Annabeth nahm an, dass uns weniger als vierundzwanzig Stunden blieben, um Grover zu finden, wenn mein Traum der Wahrheit entsprach und falls der Zyklop Polyphem sich die Sache nicht anders überlegte und sich früher mit Grover vermählte.

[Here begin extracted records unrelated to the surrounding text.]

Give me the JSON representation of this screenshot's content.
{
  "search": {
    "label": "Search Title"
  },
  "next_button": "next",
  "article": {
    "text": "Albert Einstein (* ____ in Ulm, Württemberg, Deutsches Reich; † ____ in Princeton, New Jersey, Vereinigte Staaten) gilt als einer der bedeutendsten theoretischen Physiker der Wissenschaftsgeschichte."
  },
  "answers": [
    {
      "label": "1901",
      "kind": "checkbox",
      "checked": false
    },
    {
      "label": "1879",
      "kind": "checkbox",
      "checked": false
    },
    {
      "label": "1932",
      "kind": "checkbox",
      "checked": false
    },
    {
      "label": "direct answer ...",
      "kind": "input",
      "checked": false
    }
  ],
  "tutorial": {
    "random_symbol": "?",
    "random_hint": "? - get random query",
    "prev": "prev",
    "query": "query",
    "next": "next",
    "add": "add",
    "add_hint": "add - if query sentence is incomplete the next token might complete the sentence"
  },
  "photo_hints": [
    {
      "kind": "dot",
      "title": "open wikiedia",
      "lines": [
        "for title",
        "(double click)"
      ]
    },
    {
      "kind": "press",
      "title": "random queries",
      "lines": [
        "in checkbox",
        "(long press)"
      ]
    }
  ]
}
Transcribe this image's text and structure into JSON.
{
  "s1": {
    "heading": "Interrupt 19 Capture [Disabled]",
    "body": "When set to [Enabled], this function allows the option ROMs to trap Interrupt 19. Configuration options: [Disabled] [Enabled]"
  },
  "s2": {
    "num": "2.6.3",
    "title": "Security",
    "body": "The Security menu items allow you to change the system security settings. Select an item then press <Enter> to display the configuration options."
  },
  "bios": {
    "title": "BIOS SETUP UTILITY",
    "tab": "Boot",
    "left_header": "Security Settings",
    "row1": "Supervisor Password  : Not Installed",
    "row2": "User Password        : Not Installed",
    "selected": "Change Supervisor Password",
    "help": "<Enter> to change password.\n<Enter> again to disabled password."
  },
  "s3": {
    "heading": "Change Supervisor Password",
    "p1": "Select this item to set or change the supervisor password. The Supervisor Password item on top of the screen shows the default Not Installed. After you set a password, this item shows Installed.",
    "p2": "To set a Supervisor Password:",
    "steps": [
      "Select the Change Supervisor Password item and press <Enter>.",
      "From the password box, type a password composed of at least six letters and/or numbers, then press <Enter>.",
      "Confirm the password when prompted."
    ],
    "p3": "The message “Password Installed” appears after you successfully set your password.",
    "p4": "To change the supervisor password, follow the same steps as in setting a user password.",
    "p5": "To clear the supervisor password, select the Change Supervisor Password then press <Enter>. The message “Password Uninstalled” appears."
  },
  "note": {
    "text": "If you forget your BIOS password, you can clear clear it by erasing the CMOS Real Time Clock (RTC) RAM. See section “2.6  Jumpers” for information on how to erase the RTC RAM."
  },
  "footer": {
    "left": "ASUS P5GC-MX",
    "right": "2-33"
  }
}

»Ja«, sagte ich bitter. »Auf einen Zyklopen ist ja nie Verlass.«
Annabeth starrte aufs Wasser. »Tut mir leid, Percy. Bei Tyson hab ich mich geirrt, okay? Ich wünschte, ich könnte ihm das sagen.«
Ich versuchte, weiterhin wütend auf sie zu sein, aber das war nicht leicht. Wir hatten so viel gemeinsam durchgemacht. Sie hatte mir immer wieder das Leben gerettet. Es wäre blöd von mir gewesen, länger zu schmollen.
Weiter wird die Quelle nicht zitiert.